The problem is that while these policies were appropriate for the time, they are not remotely appropriate today, and there’s a huge risk of disaster if we try Trumponomics 2.0.
Staving off fiscal dominance
After all, the basic Trumpian policy mix, though unusual in American history, is hardly unique in the history of the world. It’s what Rudi Dornbusch and Sebastian Edwards termed “macroeconomic populism” in a 1990 paper, and its track record is terrible.
Today, the “populism” label is usually applied to anti-immigrant movements. But Dornbusch and Edwards were talking about populist movements in Latin America in the 1970s and 1980s where immigration was not a big deal. In this context, they meant “an approach to economics that emphasizes growth and income distribution and deemphasizes the risks of inflation and deficit finance.” That’s a style of politics that’s mostly talked about on the internet by leftists under the banner of MMT. But as an actual description of policymaking, it’s much closer to how both Bush and Trump (but especially Trump) governed.

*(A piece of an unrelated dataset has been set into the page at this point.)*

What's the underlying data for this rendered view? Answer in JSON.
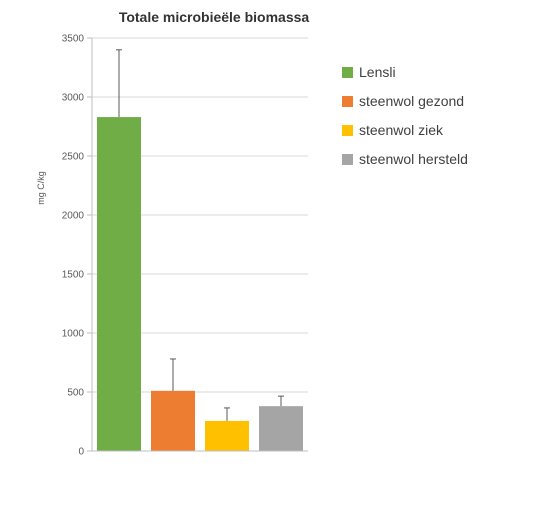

Go back to that interest payments chart at the top.
The standard GOP playbook is to enact a big regressive tax cut that’s made politically palatable by pairing it with some middle-class tax cuts and divorcing it from a conversation about spending. If you do that in the face of rising debt service payments, you risk a spiral. Not only does the new debt increase the amount of interest you have to pay, but it tends to push up the rate on the accumulated stock of interest, and the line starts pointing more sharply upward. This is the dynamic that ended Liz Truss’ government in the U.K.
In theory, Truss could have tried harder to fight back and force the Bank of England to keep interest rates low. When Trump was president, he repeatedly broke with precedent and pressured the Fed to cut interest rates, talking about firing Powell to achieve this. And Powell did eventually reverse course and do this, though it’s not clear what role the White House pressure played in that. As it happens, I thought Trump was right at the time.
The question is, did Trump do all that stuff because he was right, or did he get lucky and stumble into a situation that was well-suited to his temperament? Because if you ran his 2018 playbook in the economic circumstances of 2023, you’d have a huge problem. Pressuring the central bank to keep interest rates low because the government can’t cover the debt service payments is how you end up with an inflationary spiral. The inflation we had under Biden was annoying to everyone and a hardship for many, but I was never genuinely concerned about it getting out of control because the cure was obvious — higher rates from the Fed and a pivot to deficit reduction from Congress.
Right now, nobody in GOP circles is talking about reversing their 30-year commitment to deficit-increasing tax cuts. And Trump is the last person in the world I’d expect to respect central bank independence. It seems almost too boring to talk about fiscal policy while the leading presidential candidate is facing multiple indictments. But the same temperamental inclination to blow off any kind of restraint that’s gotten Trump in legal trouble could be a huge problem for the American economy if he wins again.